Home Memphis Press Releases 2013 Former Nolensville Police Officer Pleads Guilty to Honest Services Mail Fraud

Former Nolensville Police Officer Pleads Guilty to Honest Services Mail Fraud

U.S. Attorney’s Office July 30, 2013
  • Middle District of Tennessee (615) 736-5151

Kenneth D. Lee, 52, of Nashville, Tennessee, pleaded guilty yesterday in U.S. District Court, to honest services mail fraud, announced David Rivera, Acting U.S. Attorney for the Middle District of Tennessee.

Lee was indicted by a federal grand jury on March 1, 2012, and charged with extortion and mail fraud arising from his solicitation of payment from a woman who did not have a driver’s license in exchange for not arresting her.

“This case is about much more than a $200 fraud.
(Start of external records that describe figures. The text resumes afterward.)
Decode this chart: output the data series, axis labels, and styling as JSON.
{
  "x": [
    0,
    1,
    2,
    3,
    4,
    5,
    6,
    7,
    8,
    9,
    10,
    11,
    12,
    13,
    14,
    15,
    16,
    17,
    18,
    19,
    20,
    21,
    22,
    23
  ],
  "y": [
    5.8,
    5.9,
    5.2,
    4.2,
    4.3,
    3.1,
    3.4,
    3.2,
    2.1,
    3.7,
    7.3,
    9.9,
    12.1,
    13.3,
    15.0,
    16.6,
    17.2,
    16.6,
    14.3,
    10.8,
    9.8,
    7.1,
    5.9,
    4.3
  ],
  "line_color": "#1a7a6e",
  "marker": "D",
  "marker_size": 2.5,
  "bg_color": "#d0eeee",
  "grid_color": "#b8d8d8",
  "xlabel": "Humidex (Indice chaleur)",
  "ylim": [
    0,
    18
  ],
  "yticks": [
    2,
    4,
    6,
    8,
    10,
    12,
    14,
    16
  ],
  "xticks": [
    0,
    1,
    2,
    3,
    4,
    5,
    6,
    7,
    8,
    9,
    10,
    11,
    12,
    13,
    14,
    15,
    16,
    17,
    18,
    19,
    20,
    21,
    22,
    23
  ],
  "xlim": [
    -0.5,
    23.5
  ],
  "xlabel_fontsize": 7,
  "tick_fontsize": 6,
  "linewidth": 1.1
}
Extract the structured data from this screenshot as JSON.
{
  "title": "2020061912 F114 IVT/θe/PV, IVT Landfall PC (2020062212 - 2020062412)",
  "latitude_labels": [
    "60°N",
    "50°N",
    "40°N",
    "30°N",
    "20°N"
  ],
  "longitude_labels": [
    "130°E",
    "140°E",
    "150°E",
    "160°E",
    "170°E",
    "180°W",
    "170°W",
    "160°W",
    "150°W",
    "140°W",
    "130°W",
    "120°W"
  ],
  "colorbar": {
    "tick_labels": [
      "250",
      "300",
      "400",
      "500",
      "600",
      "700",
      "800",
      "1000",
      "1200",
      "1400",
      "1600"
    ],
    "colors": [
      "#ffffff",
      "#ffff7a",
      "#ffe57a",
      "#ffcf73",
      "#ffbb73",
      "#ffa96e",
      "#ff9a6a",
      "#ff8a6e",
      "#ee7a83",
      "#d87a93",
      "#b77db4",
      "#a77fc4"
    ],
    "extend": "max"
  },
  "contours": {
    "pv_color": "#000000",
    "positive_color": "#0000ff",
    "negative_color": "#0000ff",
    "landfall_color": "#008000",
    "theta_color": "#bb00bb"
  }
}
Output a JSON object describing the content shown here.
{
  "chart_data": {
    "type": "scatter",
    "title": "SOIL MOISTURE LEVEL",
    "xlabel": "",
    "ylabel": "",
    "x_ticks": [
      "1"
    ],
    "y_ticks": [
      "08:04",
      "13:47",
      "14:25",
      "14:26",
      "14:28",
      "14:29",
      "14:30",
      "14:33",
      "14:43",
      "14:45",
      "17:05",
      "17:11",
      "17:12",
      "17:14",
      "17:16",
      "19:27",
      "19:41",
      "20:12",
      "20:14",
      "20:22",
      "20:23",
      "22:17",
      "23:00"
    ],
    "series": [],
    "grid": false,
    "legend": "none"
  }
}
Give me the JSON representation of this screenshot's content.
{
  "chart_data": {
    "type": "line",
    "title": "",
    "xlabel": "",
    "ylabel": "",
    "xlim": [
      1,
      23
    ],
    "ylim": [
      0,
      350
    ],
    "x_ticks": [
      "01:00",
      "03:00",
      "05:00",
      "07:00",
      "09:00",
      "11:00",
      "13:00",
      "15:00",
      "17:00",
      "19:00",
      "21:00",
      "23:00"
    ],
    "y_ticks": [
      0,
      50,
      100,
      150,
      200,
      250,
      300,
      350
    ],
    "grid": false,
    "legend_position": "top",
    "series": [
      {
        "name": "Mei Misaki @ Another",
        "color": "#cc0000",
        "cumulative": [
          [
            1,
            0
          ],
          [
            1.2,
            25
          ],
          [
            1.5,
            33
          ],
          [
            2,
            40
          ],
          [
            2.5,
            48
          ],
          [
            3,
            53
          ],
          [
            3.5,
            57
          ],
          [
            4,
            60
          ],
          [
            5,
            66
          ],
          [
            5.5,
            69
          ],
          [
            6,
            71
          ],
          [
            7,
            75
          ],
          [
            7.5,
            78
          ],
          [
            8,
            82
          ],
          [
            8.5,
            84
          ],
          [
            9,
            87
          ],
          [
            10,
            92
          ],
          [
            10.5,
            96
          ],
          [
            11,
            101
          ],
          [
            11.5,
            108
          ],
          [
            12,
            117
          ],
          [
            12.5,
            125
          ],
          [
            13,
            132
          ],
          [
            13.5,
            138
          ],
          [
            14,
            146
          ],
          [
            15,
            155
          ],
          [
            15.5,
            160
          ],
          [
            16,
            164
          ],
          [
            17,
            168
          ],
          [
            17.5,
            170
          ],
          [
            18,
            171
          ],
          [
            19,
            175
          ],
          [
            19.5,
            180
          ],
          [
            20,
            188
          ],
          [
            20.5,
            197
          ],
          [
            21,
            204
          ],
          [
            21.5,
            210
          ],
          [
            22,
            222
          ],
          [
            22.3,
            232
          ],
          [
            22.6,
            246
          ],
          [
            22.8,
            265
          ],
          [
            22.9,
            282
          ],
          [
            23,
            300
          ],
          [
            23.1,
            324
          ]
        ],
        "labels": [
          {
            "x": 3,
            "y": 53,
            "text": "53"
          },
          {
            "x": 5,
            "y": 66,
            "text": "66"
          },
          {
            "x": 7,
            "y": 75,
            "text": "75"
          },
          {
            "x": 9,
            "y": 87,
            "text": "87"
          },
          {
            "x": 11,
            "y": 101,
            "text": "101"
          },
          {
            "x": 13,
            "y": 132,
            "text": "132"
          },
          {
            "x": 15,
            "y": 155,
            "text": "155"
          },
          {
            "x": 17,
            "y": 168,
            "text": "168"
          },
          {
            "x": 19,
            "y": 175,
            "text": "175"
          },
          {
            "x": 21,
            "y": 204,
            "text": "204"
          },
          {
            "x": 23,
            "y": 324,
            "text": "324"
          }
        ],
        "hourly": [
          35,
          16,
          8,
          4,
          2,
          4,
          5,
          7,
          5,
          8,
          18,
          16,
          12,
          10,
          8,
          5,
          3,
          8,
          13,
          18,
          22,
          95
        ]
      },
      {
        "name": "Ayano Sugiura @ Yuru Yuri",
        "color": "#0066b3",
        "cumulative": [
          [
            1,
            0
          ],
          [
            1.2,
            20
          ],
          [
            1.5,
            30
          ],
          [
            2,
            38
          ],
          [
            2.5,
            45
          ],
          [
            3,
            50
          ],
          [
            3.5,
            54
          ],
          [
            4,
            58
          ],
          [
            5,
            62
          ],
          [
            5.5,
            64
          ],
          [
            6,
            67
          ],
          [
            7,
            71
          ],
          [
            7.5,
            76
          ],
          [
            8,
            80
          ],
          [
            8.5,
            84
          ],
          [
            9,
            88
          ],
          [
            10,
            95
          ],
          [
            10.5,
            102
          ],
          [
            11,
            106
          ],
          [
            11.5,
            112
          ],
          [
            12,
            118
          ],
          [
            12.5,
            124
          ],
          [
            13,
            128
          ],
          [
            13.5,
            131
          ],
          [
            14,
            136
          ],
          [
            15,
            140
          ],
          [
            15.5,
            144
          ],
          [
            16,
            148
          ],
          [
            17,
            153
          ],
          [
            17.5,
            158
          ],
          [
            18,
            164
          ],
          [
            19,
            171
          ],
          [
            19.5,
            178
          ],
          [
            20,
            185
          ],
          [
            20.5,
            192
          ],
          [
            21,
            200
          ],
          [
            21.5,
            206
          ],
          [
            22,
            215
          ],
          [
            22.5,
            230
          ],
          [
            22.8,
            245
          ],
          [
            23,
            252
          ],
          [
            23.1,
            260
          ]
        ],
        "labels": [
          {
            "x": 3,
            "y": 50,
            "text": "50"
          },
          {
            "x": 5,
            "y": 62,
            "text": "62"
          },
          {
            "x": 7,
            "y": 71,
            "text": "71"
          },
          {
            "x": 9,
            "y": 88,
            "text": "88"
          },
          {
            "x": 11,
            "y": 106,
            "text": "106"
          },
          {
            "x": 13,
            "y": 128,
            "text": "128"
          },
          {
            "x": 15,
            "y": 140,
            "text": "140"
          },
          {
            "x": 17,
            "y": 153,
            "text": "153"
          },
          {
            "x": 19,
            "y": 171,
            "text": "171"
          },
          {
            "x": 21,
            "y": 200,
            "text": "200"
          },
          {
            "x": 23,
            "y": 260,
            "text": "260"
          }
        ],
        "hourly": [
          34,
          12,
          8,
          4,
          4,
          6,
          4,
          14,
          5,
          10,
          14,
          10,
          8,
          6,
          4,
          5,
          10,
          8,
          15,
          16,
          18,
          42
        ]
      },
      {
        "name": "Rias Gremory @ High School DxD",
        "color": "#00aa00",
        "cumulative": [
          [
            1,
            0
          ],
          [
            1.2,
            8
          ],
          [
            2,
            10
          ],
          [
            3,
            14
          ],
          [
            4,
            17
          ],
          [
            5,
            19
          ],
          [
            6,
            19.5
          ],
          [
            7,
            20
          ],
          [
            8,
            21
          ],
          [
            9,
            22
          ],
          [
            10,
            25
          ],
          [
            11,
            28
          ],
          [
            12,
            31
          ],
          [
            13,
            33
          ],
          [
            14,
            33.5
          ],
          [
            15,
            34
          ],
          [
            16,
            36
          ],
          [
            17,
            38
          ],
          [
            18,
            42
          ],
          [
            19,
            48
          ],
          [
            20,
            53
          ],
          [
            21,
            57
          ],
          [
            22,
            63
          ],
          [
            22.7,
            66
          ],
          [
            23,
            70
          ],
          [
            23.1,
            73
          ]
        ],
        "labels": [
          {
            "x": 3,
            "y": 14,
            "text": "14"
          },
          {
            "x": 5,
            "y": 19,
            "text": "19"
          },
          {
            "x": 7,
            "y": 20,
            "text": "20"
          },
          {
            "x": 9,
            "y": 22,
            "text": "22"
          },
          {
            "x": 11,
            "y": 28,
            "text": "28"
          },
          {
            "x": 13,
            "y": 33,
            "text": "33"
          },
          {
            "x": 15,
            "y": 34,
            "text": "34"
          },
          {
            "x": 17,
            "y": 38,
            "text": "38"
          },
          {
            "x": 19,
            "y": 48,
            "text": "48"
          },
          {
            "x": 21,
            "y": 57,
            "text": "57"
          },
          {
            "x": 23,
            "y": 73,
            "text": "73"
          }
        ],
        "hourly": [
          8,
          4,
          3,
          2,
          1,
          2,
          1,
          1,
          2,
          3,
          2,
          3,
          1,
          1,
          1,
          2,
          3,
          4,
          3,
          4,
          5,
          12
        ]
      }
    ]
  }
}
It's about dishonest dealings by a police officer sworn to uphold the law and to serve and protect the public,” said David Rivera, Acting U.S. Attorney for the Middle District of Tennessee. The public should not allow the crimes of this single police officer to tarnish or otherwise undermine their confidence in the vast majority of law enforcement officers who serve with integrity and keep our communities safe. Those few public servants who choose to abandon their oath should be reminded that the United States Attorney's Office will prosecute them to the fullest extent of the law.

Lee, a former Nolensville police officer, admitted during the plea hearing that on August 17, 2011, that he told a woman who did not have a driver’s license that he would not arrest her if she paid him $200. Lee also acknowledged that the woman mailed him three separate money orders, totaling $200.

“Our community expects and deserves law enforcement that protects and serves and does not use public service as a shortcut to self-enrichment,” said A. Todd McCall, Special Agent in Charge of the Memphis Division of the Federal Bureau of Investigation. “The FBI and our partners will continue to work to uphold this expectation and today’s plea represents the culmination of hard work to end a corruption and abuse of power that tarnished the thousands of honest, hard-working law enforcement officers, who serve with integrity, and risk their lives every day to keep us safe.”

After accepting Lee’s plea, Chief U.S. District Judge William J. Haynes scheduled a sentencing hearing for October 18, 2013. Under the plea agreement, Lee could be sentenced to up to a year and a day in prison.

This case was investigated by the FBI and the United States Postal Inspection Service and is being prosecuted by Assistant United States Attorneys Scarlett Singleton and Jimmie Lynn Ramsaur.